En realidad, estas sustancias tienen efecto abortivo pues alteran la pared del útero de modo tal que se vuelve incapaz de anidar al óvulo fecundado, es decir, al ser humano ya concebido, el cual por tanto muere.
Es el Fondo de Población de las Naciones Unidas el que promueve este reparto de implantes abortivos. Es claro que la finalidad es el control de la población y no la preocupación por el “embarazo adolescente”, salvo en la medida en que éste contribuye a aumentar la población.
En un país despoblado y envejecido como el nuestro, es demencial promover este tipo de políticas.
Además del atentado contra el derecho a la vida del no nacido, aquí se está violando el derecho de las mujeres al consentimiento informado. Se las engaña afirmando el efecto solamente anticonceptivo del mecanismo.

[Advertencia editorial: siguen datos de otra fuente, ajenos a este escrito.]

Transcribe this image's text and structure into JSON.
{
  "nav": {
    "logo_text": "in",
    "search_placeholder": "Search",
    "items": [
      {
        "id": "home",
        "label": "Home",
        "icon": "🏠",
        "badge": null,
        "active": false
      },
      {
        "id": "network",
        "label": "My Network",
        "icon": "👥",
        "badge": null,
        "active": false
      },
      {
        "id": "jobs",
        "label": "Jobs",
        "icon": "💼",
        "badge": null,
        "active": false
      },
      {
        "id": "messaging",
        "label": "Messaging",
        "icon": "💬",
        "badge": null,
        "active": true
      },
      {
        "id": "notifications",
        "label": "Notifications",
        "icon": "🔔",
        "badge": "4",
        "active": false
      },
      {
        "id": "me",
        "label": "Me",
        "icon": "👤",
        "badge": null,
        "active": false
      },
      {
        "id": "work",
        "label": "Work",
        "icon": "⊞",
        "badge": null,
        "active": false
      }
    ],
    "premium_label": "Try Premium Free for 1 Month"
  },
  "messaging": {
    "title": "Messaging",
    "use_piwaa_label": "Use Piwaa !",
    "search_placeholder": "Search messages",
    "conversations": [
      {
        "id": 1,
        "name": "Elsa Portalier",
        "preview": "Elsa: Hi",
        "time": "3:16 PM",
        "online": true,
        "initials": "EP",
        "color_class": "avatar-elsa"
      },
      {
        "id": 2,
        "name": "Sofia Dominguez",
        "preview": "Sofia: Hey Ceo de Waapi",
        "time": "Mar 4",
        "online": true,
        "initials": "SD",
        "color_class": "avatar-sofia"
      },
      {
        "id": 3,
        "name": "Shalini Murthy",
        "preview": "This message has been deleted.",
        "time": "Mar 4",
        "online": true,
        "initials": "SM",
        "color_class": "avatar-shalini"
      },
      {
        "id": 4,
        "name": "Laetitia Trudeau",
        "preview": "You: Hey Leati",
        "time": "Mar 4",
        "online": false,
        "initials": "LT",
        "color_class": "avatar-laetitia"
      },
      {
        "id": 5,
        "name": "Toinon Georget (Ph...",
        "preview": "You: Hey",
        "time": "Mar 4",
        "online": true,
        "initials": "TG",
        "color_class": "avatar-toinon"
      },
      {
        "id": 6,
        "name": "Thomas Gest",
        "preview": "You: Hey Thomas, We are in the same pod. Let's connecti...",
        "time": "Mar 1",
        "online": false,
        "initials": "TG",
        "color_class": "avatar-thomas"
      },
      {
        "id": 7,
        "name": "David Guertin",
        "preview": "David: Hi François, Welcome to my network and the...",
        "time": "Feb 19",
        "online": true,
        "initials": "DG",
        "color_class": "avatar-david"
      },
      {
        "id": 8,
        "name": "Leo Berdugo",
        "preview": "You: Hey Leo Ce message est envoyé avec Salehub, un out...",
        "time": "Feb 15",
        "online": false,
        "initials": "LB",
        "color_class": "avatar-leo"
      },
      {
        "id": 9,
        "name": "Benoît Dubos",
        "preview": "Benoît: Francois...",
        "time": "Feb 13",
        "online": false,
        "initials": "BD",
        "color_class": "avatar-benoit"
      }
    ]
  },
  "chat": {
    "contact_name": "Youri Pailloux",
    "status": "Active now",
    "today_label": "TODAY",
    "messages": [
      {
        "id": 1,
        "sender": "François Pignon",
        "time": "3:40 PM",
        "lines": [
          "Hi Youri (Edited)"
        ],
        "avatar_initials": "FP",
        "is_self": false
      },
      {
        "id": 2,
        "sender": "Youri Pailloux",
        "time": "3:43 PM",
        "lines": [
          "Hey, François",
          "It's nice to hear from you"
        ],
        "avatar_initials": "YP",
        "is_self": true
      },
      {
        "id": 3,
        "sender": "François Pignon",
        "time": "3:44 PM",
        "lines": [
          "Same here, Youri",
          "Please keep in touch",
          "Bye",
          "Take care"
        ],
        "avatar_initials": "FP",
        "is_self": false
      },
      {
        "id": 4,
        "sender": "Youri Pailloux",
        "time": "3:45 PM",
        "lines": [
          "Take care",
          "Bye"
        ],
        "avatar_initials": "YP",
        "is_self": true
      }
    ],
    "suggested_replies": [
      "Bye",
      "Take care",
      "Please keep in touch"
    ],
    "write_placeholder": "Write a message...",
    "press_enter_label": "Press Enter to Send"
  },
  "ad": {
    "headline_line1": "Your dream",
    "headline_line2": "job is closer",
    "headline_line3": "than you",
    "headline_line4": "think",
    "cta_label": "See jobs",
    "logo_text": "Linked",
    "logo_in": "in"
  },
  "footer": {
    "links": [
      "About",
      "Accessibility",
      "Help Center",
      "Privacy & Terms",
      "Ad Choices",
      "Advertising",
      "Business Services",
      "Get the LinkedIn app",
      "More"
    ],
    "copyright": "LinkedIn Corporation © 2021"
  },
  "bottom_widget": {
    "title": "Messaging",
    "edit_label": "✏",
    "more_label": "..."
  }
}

Hay muchas mujeres que están en contra del aborto y que no aceptarían el implante si conocieran su verdadero efecto.
Agréguense además las frecuentes hemorragias debidas a su uso que hacen que un porcentaje importante de usuarias en todo el mundo lo devuelvan antes del plazo inicialmente acordado.
Igualmente nos enteramos de que el millonario Soros, promotor de la legalización de la marihuana, quiere donar 500.000 dólares a centros universitarios para que investiguen los efectos del “experimento” que está llevando a cabo sobre nuestra población.
¿Tendrá garantías de imparcialidad una investigación sobre las bondades o maldades de un “experimento” que es financiada por el mismo experimentador? ¿No hay que ver esto más bien como una maniobra destinada a silenciar a la academia o a lograr su aval para el “experimento”?
¿Qué futuro puede quedarle a nuestro país con medidas como éstas?